На парковке их осталось только двое. Они стояли друг напротив друга, разделенные ничтожным расстоянием — метров пять, не больше. С такого расстояния не промажешь.
Другие люди тут тоже были, но они разбежались, когда увидели ружье. Михаил не сомневался, что в полицию уже позвонили. Долго ждать не придется, наверняка кто-то есть в больнице. Поэтому он не медлил. Он рассказал Даниле Мельничуку, стоящему теперь напротив него, как все обстоит на самом деле.

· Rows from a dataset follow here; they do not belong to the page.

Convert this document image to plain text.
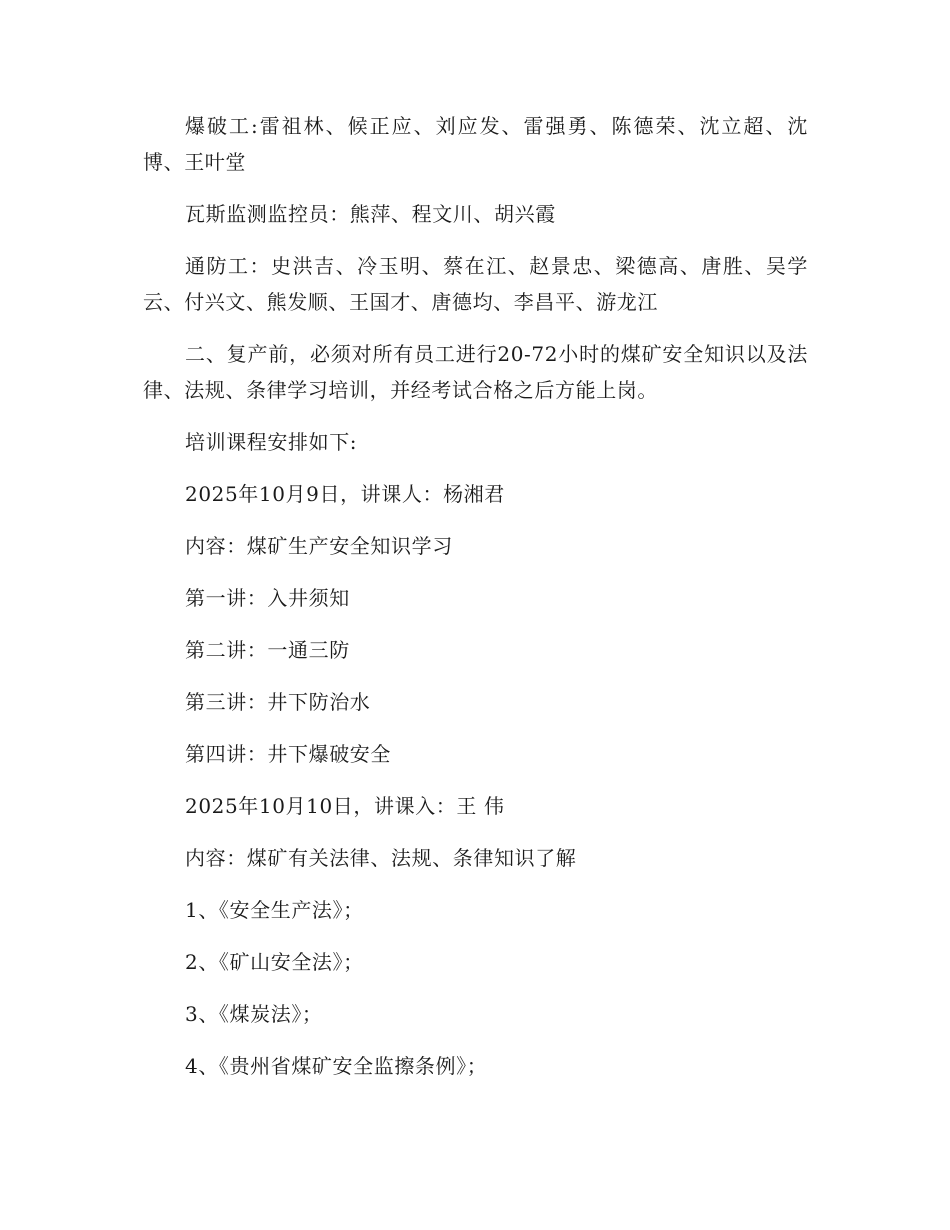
爆破工:雷祖林、候正应、刘应发、雷强勇、陈德荣、沈立超、沈博、王叶堂

瓦斯监测监控员：熊萍、程文川、胡兴霞

通防工：史洪吉、冷玉明、蔡在江、赵景忠、梁德高、唐胜、吴学云、付兴文、熊发顺、王国才、唐德均、李昌平、游龙江

二、复产前，必须对所有员工进行20-72小时的煤矿安全知识以及法律、法规、条律学习培训，并经考试合格之后方能上岗。

培训课程安排如下:

2025年10月9日，讲课人：杨湘君

内容：煤矿生产安全知识学习

第一讲：入井须知

第二讲：一通三防

第三讲：井下防治水

第四讲：井下爆破安全

2025年10月10日，讲课入：王 伟

内容：煤矿有关法律、法规、条律知识了解

1、《安全生产法》；

2、《矿山安全法》；

3、《煤炭法》；

4、《贵州省煤矿安全监擦条例》；
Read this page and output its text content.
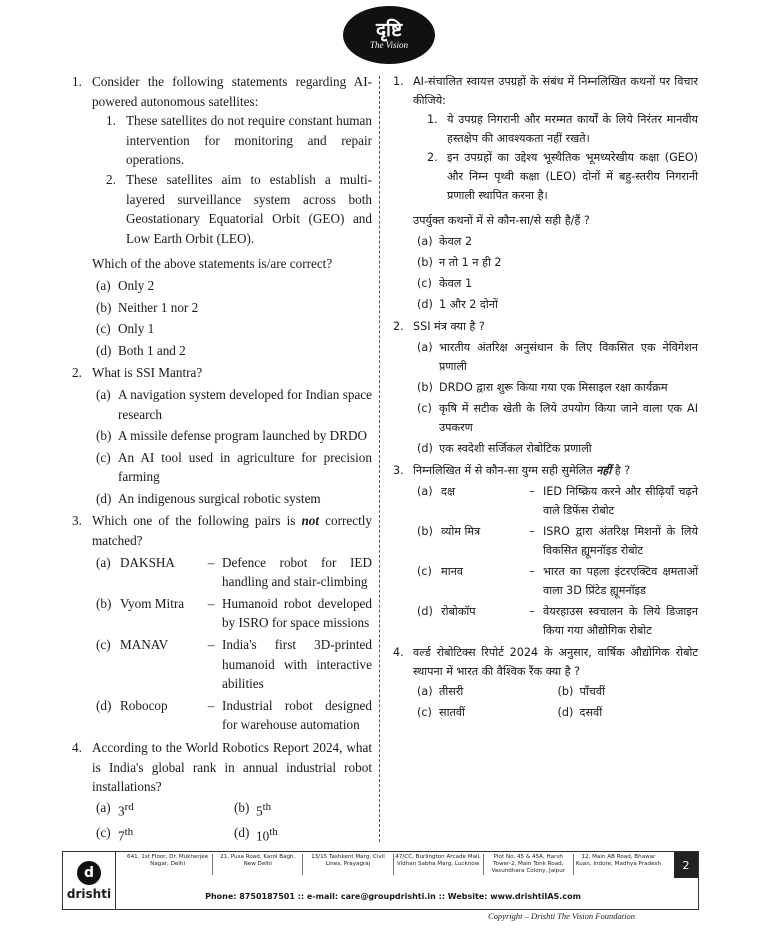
दृष्टि
The Vision
1. Consider the following statements regarding AI-powered autonomous satellites:
1. These satellites do not require constant human intervention for monitoring and repair operations.
2. These satellites aim to establish a multi-layered surveillance system across both Geostationary Equatorial Orbit (GEO) and Low Earth Orbit (LEO).
Which of the above statements is/are correct?
(a) Only 2
(b) Neither 1 nor 2
(c) Only 1
(d) Both 1 and 2
2. What is SSI Mantra?
(a) A navigation system developed for Indian space research
(b) A missile defense program launched by DRDO
(c) An AI tool used in agriculture for precision farming
(d) An indigenous surgical robotic system
3. Which one of the following pairs is not correctly matched?
(a) DAKSHA	– Defence robot for IED handling and stair-climbing
(b) Vyom Mitra	– Humanoid robot developed by ISRO for space missions
(c) MANAV	– India's first 3D-printed humanoid with interactive abilities
(d) Robocop	– Industrial robot designed for warehouse automation
4. According to the World Robotics Report 2024, what is India's global rank in annual industrial robot installations?
(a) 3rd	(b) 5th
(c) 7th	(d) 10th
1. AI-संचालित स्वायत्त उपग्रहों के संबंध में निम्नलिखित कथनों पर विचार कीजिये:
1. ये उपग्रह निगरानी और मरम्मत कार्यों के लिये निरंतर मानवीय हस्तक्षेप की आवश्यकता नहीं रखते।
2. इन उपग्रहों का उद्देश्य भूस्थैतिक भूमध्यरेखीय कक्षा (GEO) और निम्न पृथ्वी कक्षा (LEO) दोनों में बहु-स्तरीय निगरानी प्रणाली स्थापित करना है।
उपर्युक्त कथनों में से कौन-सा/से सही है/हैं ?
(a) केवल 2
(b) न तो 1 न ही 2
(c) केवल 1
(d) 1 और 2 दोनों
2. SSI मंत्र क्या है ?
(a) भारतीय अंतरिक्ष अनुसंधान के लिए विकसित एक नेविगेशन प्रणाली
(b) DRDO द्वारा शुरू किया गया एक मिसाइल रक्षा कार्यक्रम
(c) कृषि में सटीक खेती के लिये उपयोग किया जाने वाला एक AI उपकरण
(d) एक स्वदेशी सर्जिकल रोबोटिक प्रणाली
3. निम्नलिखित में से कौन-सा युग्म सही सुमेलित नहीं है ?
(a) दक्ष	– IED निष्क्रिय करने और सीढ़ियाँ चढ़ने वाले डिफेंस रोबोट
(b) व्योम मित्र	– ISRO द्वारा अंतरिक्ष मिशनों के लिये विकसित ह्यूमनॉइड रोबोट
(c) मानव	– भारत का पहला इंटरएक्टिव क्षमताओं वाला 3D प्रिंटेड ह्यूमनॉइड
(d) रोबोकॉप	– वेयरहाउस स्वचालन के लिये डिजाइन किया गया औद्योगिक रोबोट
4. वर्ल्ड रोबोटिक्स रिपोर्ट 2024 के अनुसार, वार्षिक औद्योगिक रोबोट स्थापना में भारत की वैश्विक रैंक क्या है ?
(a) तीसरी	(b) पाँचवीं
(c) सातवीं	(d) दसवीं
d
drishti
641, 1st Floor, Dr. Mukherjee Nagar, Delhi
21, Pusa Road, Karol Bagh, New Delhi
13/15 Tashkent Marg, Civil Lines, Prayagraj
47/CC, Burlington Arcade Mall, Vidhan Sabha Marg, Lucknow
Plot No. 45 & 45A, Harsh Tower-2, Main Tonk Road, Vasundhara Colony, Jaipur
12, Main AB Road, Bhawar Kuan, Indore, Madhya Pradesh
Phone: 8750187501 :: e-mail: care@groupdrishti.in :: Website: www.drishtiIAS.com
2
Copyright – Drishti The Vision Foundation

Напомнил про девушку, жизнь которой они сломали. Рассказал про незнакомца, который решил за нее отомстить. Объяснил, почему стали жертвами их дети — и что еще может произойти. Ему хотелось разделить груз ответственности. Пусть и Данила теперь терзается угрызениями совести из-за того, что они натворили!
Но Данила ничем не терзался. Он все выслушал, понял, — что тут можно не понять? — однако смотрел на Михаила не с сочувствием, а с ненавистью и презрением, как на какое-то насекомое, вылезшее из темного сырого угла.
— Значит, мой сын пострадал только потому, что у тебя мозгов нет? — процедил сквозь сжатые зубы Мельничук.
— Что?..
— Как ты мог повестись на такой откровенный шантаж?! Даже если Егор выживет, он останется инвалидом! Все из-за того, что ты решил вести переговоры с террористом лично, умник хренов!